In such an environment, there is no work on new research, says Dr. Nuhad Ali, a mechanical engineer at the university. The only money being spent is to keep up the salaries of the professors, and the only new equipment are some computers paid for with the now-defunct oil-for-food program. The universities aren’t even accepting new graduate students, Ali says. All current graduate students, who used to receive a monthly stipend, were enrolled before the war.
But not all is hopeless, two solid state physicists, Dr. Izzat al-Essa and Dr. Raed al-Haddend, says they had been able to attend the Saudi Solid State Physics conference in Riyadh in March. The praised the lifting of travel restrictions, but says it was still very expensive.

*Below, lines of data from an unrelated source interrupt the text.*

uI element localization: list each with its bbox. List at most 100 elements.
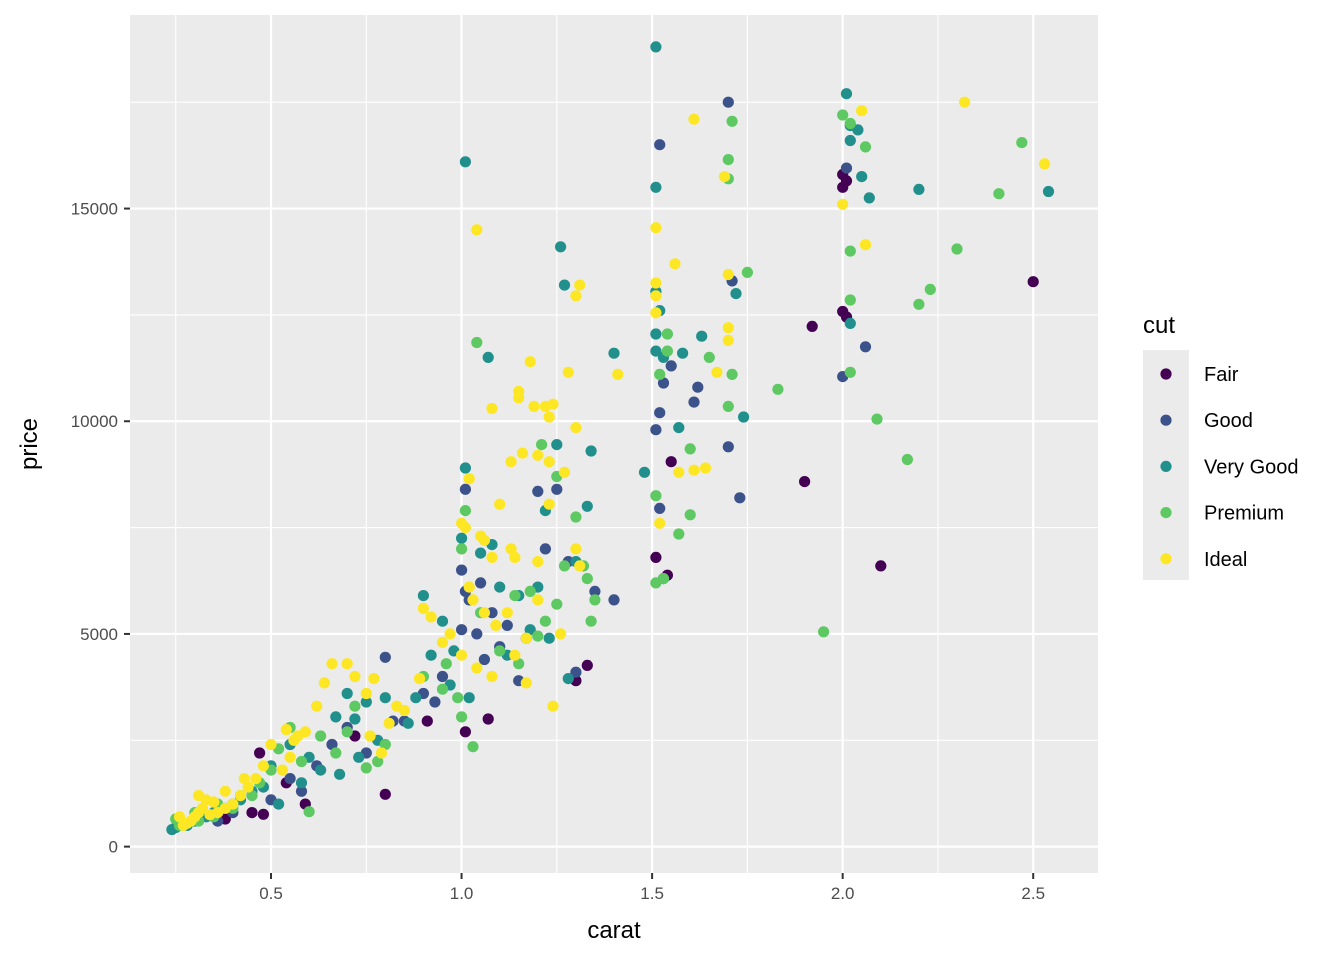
point-good	[665, 360, 677, 372]
point-ideal	[524, 356, 536, 368]
point-very-good	[543, 632, 555, 644]
point-premium	[844, 294, 856, 306]
point-ideal	[383, 717, 395, 729]
point-good	[471, 628, 483, 640]
point-premium	[513, 658, 525, 670]
point-premium	[379, 738, 391, 751]
point-premium	[585, 615, 597, 627]
point-ideal	[570, 543, 582, 555]
point-ideal	[486, 551, 498, 564]
data-points	[166, 41, 1055, 836]
legend-key-fair	[1160, 368, 1172, 380]
point-very-good	[863, 192, 875, 204]
point-very-good	[463, 692, 475, 704]
point-fair	[665, 456, 677, 468]
point-ideal	[574, 560, 586, 572]
point-premium	[509, 590, 521, 602]
point-very-good	[459, 156, 471, 168]
point-good	[654, 139, 666, 151]
point-ideal	[650, 277, 662, 289]
point-premium	[440, 658, 452, 670]
point-fair	[459, 726, 471, 738]
point-ideal	[570, 422, 582, 434]
point-premium	[436, 683, 449, 695]
point-ideal	[837, 198, 849, 210]
point-ideal	[532, 594, 544, 606]
point-ideal	[414, 673, 426, 685]
point-very-good	[844, 317, 856, 329]
point-ideal	[570, 290, 582, 302]
point-ideal	[532, 556, 544, 568]
point-premium	[844, 366, 856, 378]
point-ideal	[718, 171, 731, 183]
point-very-good	[852, 124, 864, 136]
point-good	[459, 483, 471, 495]
point-fair	[246, 807, 258, 819]
point-premium	[551, 598, 563, 610]
point-ideal	[505, 456, 517, 468]
point-very-good	[555, 241, 567, 253]
point-premium	[532, 630, 544, 642]
point-premium	[654, 368, 666, 380]
point-ideal	[375, 747, 388, 759]
point-ideal	[436, 636, 449, 649]
x-tick-label: 2.5	[1021, 884, 1045, 903]
point-ideal	[543, 456, 555, 468]
point-ideal	[856, 105, 868, 117]
y-axis-title: price	[16, 418, 43, 470]
x-tick-label: 1.5	[640, 884, 664, 903]
point-premium	[722, 400, 734, 412]
point-ideal	[456, 649, 468, 661]
point-premium	[657, 573, 670, 585]
point-premium	[673, 528, 685, 540]
point-very-good	[456, 532, 468, 544]
point-good	[501, 619, 513, 632]
point-premium	[726, 368, 738, 380]
point-good	[840, 162, 853, 174]
point-premium	[818, 626, 830, 638]
point-very-good	[840, 88, 853, 100]
point-ideal	[490, 619, 502, 632]
point-good	[722, 96, 734, 108]
point-ideal	[471, 224, 483, 236]
point-premium	[901, 453, 914, 466]
point-premium	[871, 413, 883, 425]
point-ideal	[463, 581, 475, 593]
point-fair	[581, 659, 593, 672]
point-ideal	[486, 670, 498, 683]
point-very-good	[524, 624, 536, 636]
point-very-good	[558, 279, 571, 291]
point-ideal	[459, 522, 471, 534]
point-ideal	[699, 462, 712, 474]
point-very-good	[459, 462, 471, 474]
point-very-good	[673, 422, 685, 434]
legend-title: cut	[1143, 312, 1175, 339]
point-very-good	[425, 649, 437, 661]
point-very-good	[417, 590, 429, 602]
point-premium	[341, 726, 353, 738]
point-ideal	[513, 392, 525, 404]
point-good	[570, 666, 582, 678]
point-premium	[589, 594, 601, 606]
point-ideal	[471, 662, 483, 674]
point-ideal	[238, 773, 250, 785]
point-ideal	[250, 773, 262, 785]
point-premium	[246, 790, 258, 802]
point-ideal	[204, 809, 216, 821]
point-ideal	[478, 607, 490, 619]
point-premium	[456, 711, 468, 723]
point-good	[436, 670, 449, 683]
point-very-good	[562, 673, 574, 685]
point-ideal	[368, 673, 380, 685]
point-very-good	[295, 777, 308, 789]
point-very-good	[330, 711, 342, 723]
point-ideal	[711, 366, 723, 378]
point-very-good	[410, 692, 422, 704]
point-very-good	[608, 347, 620, 359]
point-premium	[650, 490, 662, 502]
point-ideal	[326, 658, 338, 670]
point-very-good	[353, 751, 365, 763]
legend-key-ideal	[1160, 553, 1172, 565]
point-premium	[844, 245, 856, 257]
point-very-good	[334, 768, 346, 780]
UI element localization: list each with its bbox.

Baghdad University was also lucky. Almost every other university in the country was looted in the civil unrest following the fall of Baghdad. But American troops decided to bivouac on the campuses of Baghdad University and the nearby Al-Nahrain University neé Saddam Hussein University. Their presence prevented the wholesale looting of everything down to electrical fixtures that was going on just across town at al-Mustansiriya University.
So now the scientific community must rebuild with limited financial resources in a security vacuum. It’s no wonder there’s an abiding sense of hopelessness among the professors. Al-Essa and al-Haddend dream of X-ray machines, electron microscopes and FT-IR spectrometers. Al-Rawi wants to replace his 1974 X-ray fluorescence machine so he can analyze some rock sections he recently took near Perispike in the Kurdish area of northern Iraq. Dr. Emad T. Bakir, an industrial chemist with a specialty in polymers, hopes for research assistants, catalysts and solvents.
But the money is simply not there. The former administrator for the now-dissolved Coalition Provisional Authority L. Paul Bremer III was found of saying, “Iraq is a rich country that is temporarily poor.” The new government is inheriting many of Iraq’s old debts, including $29.8 billion for war reparations to Saudi Arabia and Kuwait, but the Transitional Administrative Law, which is the working constitution for the interim government, forbids deficit spending. All ministries, including the Ministry of Higher Education, headed by Dr. Taher Khalaf Jabur al-Bakaa, are feeling the vice grip of national poverty. The minister doesn’t even have a bullet-proof vest; he can’t afford one.
But if Iraqis are good at anything, it’s hoping. The scientific community is no exception. Fueling this hope is a promise promise from Bremer. Before he left June 28, he said he would attempt to increase communications between American scientists at universities and their Iraqi counterparts. An Iraqi delegation recently returned from the University of Oklahoma whose president Bremer went to school with.
“We hope our friends in America and England will come to see what has happened to us,” says al-Rawi.
It should be noted that almost all of the murders of university professors have gone unsolved. Al-Rawi was working to change that when he became a victim himself.